14 Facts About Auxin

Auxin is present in all parts of a plant, although in very different concentrations.

Auxin found that the tip could be cut off and put back on, and that a subsequent one-sided illumination was still able to produce a positive phototropic curvature in the basal part of the coleoptile.

Auxin demonstrated that the transmission could take place through a thin layer of gelatin separating the unilaterally illuminated tip from the shaded stump.

Auxin has a significant effect on spatial and temporal gene expressions during the growth of apical meristems.

Auxin relies on PIN1 which works as an auxin efflux carrier.

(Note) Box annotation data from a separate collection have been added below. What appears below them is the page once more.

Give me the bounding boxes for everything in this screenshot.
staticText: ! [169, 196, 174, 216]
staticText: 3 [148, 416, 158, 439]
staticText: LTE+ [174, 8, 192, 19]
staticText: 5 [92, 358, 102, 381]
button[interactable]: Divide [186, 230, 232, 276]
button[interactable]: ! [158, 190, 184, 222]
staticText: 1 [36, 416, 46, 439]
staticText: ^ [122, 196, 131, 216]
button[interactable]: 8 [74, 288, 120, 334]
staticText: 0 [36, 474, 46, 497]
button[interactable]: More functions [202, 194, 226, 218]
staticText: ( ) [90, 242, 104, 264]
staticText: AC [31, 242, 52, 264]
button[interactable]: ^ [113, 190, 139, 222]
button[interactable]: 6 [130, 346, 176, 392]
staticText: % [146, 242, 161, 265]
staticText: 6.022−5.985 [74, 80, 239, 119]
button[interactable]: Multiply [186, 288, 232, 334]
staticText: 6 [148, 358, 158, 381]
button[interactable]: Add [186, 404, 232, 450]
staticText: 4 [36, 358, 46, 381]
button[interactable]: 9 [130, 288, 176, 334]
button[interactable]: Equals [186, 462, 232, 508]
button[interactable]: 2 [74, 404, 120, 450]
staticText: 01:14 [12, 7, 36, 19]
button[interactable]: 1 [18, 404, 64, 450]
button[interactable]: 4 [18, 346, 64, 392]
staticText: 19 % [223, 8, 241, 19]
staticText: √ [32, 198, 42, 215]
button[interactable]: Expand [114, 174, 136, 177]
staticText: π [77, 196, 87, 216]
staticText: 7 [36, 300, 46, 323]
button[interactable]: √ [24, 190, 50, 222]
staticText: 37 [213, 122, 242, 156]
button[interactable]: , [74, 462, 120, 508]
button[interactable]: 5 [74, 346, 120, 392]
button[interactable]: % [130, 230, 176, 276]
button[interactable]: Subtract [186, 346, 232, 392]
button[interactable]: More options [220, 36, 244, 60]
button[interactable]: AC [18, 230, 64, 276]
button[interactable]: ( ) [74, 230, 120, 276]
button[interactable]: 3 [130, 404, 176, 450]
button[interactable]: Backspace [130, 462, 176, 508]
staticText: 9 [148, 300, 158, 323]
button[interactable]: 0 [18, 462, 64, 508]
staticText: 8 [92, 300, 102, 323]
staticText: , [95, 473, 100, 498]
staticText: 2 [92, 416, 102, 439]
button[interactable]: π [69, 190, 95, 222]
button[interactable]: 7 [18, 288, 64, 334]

Auxin employment begins in the embryo of the plant, where the directional distribution of auxin ushers in subsequent growth and development of primary growth poles, then forms buds of future organs.

Auxin participates in phototropism, geotropism, hydrotropism and other developmental changes.

Auxin induces sugar and mineral accumulation at the site of application.

Auxin induces the formation and organization of phloem and xylem.

Auxin induces both growth of pre-existing roots and root branching, and adventitious root formation.

Auxin is sent to the part of the plant facing away from the light, where it promotes cell elongation, thus causing the plant to bend towards the light.

Auxin is required for fruit growth and development and delays fruit senescence.

Auxin must be removed from the valve margin cells to allow the valve margins to form.

Auxin plays a minor role in the initiation of flowering and development of reproductive organs.